Connect to BigQuery

Prerequisites

  • Procore Analytics 2.0 SKU.

  • Python 3.8 or higher.

  • Access to Google Cloud Platform (GCP).

  • Required permissions on both Delta Share and BigQuery.

  • Download the zipped package from the company level Procore Analytics tool (via Procore Analytics > Getting Started > Connection Options > BigQuery).

Steps

Set Up Configuration

Delta Share Configuration

  1. Create a file named config.share with your Delta Share credentials in JSON format.

  2. Get required fields.
    Note: These details can be obtained from the Procore Analytics web application.

    • bearerToken: Your Delta Share access token.

    • endpoint: Your Delta Share endpoint URL.
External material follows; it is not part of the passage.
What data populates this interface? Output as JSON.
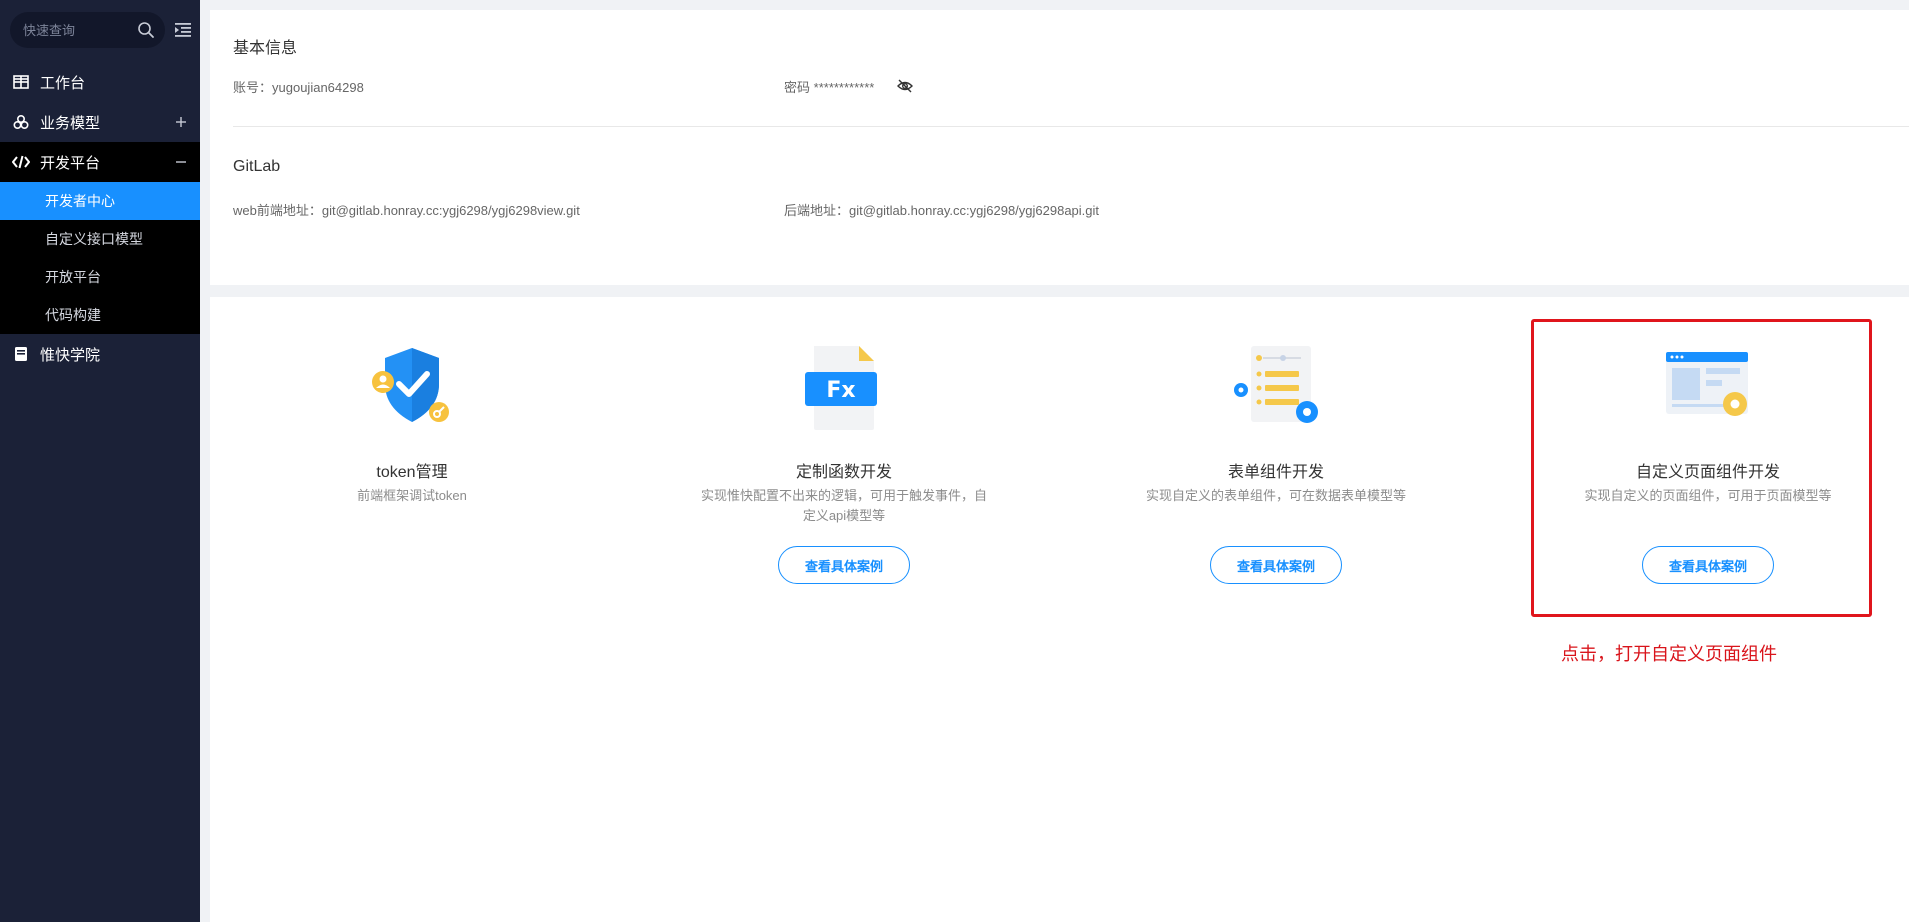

    • shareCredentialsVersion: Version number (currently 1).

Example config.share File

{
"shareCredentialsVersion": 1,
"bearerToken": "",
"endpoint": ""
}

BigQuery Configuration

  1. Download the bigquery.zip file from the Procore Analytics web application.
    Note: You can download the zipped package from the company level Procore Analytics tool (via Procore Analytics > Getting Started > Connection Options > BigQuery).

  2. Extract the package to a directory of your choice.

  3. Open the config.yaml file and modify the following parameters:

    • source_config.config_path: Path to Delta Share configuration file.

    • source_config.tables: Optional list of specific tables to process. Leave it empty to process all tables.

    • target_config.project_id: GCP project ID for BigQuery.

    • target_config.dataset: BigQuery dataset name.

    • target_config.threads: Number of concurrent table processes.

Example config.yaml File

source_config:
config_path: "<path_to_delta_share_config>"
tables: # Optional - list of specific tables to process
- "table1"
- "table2"

target_config:
project_id: "<your-gcp-project-id>"
dataset: "<bigquery-dataset-name>"
target_type: bigquery

Upload Configuration File

  1. Upload both config.yaml and config.share files to the gs bucket.

    1. Google Cloud Storage (GCS)

      • Use format: gs://bucket-name/path/to/config.yaml.

Run the BigQuery Application

  1. Create a Python notebook and install the following packages:

    • %pip install delta-sharing

    • pip install pandas-gbq -U

  2. Copy the code from delta_share_to_bq.py, paste it into your notebook, update the configuration path (config.yaml), and run it.

Monitoring and Logging

The application provides detailed logging with:

  • Processing status for each table.

  • Error messages and exceptions.

  • Concurrent processing of information.

Best Practices

  • Performance Optimization

    • Adjust thread count based on system resources.

    • Monitor memory usage with large tables.

    • Consider table sizes when setting concurrent processes.

  • Error Management

    • Monitor application logs.

    • Set up appropriate alerting.

    • Maintain backup configurations.

Troubleshooting

Common issues and solutions:

  • Connection Failures

    • Verify network connectivity.

    • Check credential validity.

    • Confirm service account permissions.

  • Processing Errors

    • Verify table existence.

    • Check table access permissions.

    • Validate configuration settings.

  • Performance Issues

    • Reduce concurrent threads.

    • Monitor system resources.

Support

For additional help:

  • Review application logs for error details.

  • Verify configuration settings.

  • Ensure all prerequisites are met.

  • Contact your system administrator for permission-related issues.